Austin Frakt: Obamacare’s labor market tax relief: “In addition to the new taxes it imposes, Obamacare includes the relief of a significant labor market tax. Surprised?…

[P]rior to January 1, 2014… [people with] job[s] with employer-sponsored health insurance… enjoyed (1) tax-free health benefits (the big ESI tax subsidy), (2) guaranteed issue (the group plan had to take you, pre-existing conditions and all), and (3) community rating… the “Big Three”…. [But] individual market insurers in many states could deny you coverage or charge you more based on your health…. The labor market was clearly tilted by an explicit tax provision (the ESI tax subsidy) and two implicit ones (the existence of guaranteed issue/community rating in some labor market circumstances but not others)…. [This is a] labor market tax, albeit a complicated one…. Relative to those with an ESI option, those without were taxed: (i) Retired early to spend more time with grandkids or to care for a sick spouse? Taxed. (ii) Took a job with a small, non-profit that didn’t offer coverage? Taxed. (iii) Left the big firm to start your own business? Taxed. (iv) Laid off and exhausted COBRA benefits? Taxed. (v) Company went bankrupt and you couldn’t immediately find a new job with ESI benefits? Taxed. (vi) Fresh out of school but couldn’t find work with ESI benefits. Taxed. You get the idea…. Now, let’s consider some objections, some of which came up in emails to me: When considering ACA taxes, you can’t fold in stuff that isn’t in the ACA, like the ESI tax subsidy or that ESI is guaranteed issue/community rated? This makes zero sense. If we take this objection seriously, then we can’t compare the post-ACA world to the counterfactual, pre-ACA one at all. The point isn’t that ESI features existed pre-ACA. The point is that the difference between what a potential or actual labor market participant faces across options pre- and post-ACA has changed. Some tax has been removed (per the above) as some have been added. You can’t just focus on the added taxes and not consider that which was removed. That’s cherry picking and incomplete.

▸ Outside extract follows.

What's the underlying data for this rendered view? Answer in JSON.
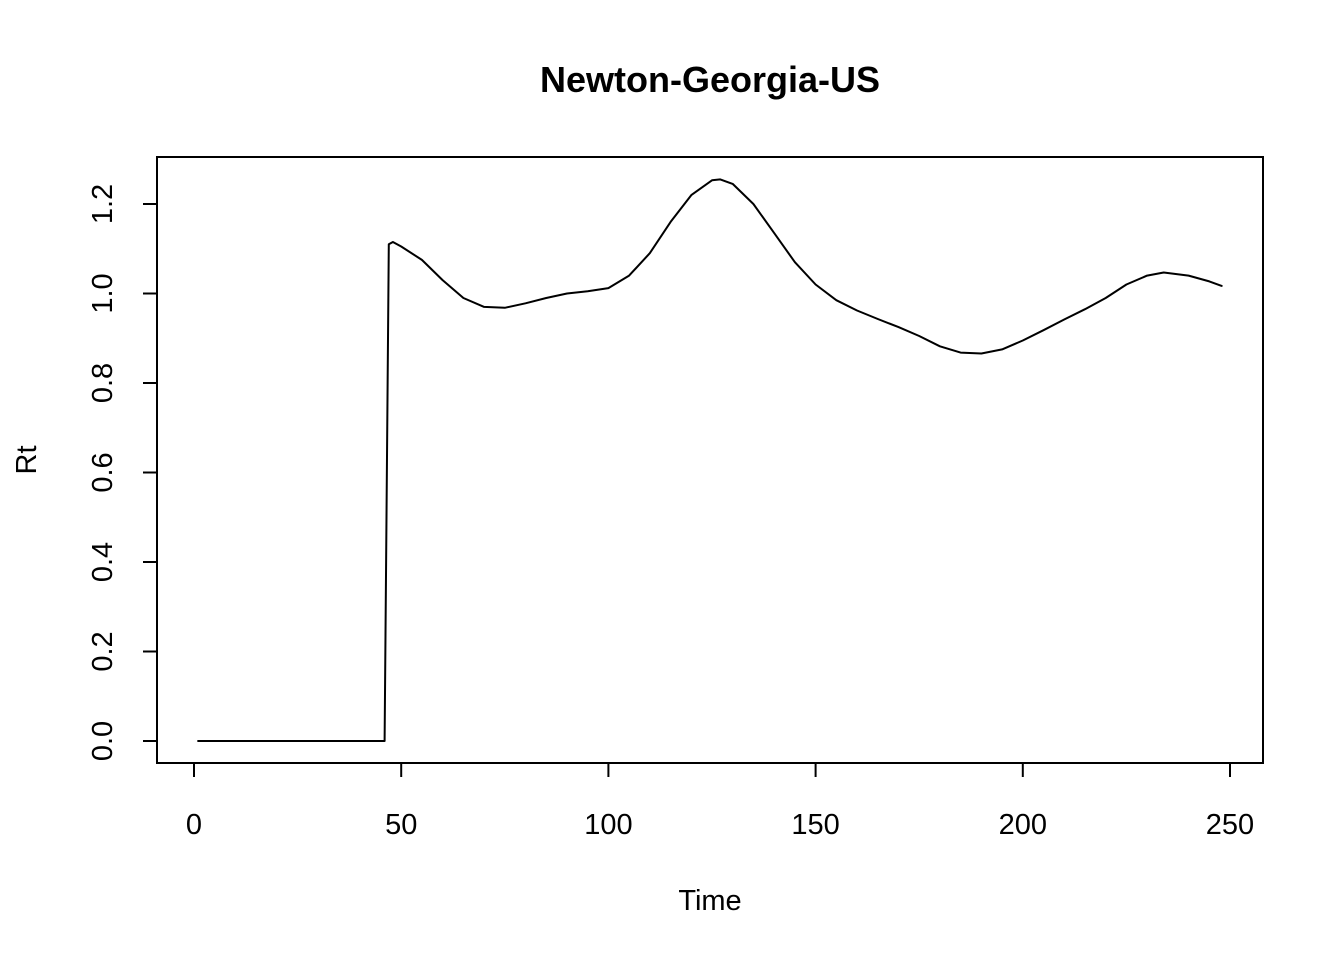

The context is Casey Mulligan’s article for the New York Times, in which he talks about the taxes on labor added by ObamaCare and not about the the removal of job lock at all. The net effect is that somebody reading Casey Mulligan in the New York Times winds up knowing less about ObamaCare than they did before because of Mulligan’s incomplete cherry-picking.

Shouldn’t the New York Times choose columnists who play it straight, or at least have editors who rein their columnists in when they don’t play it straight?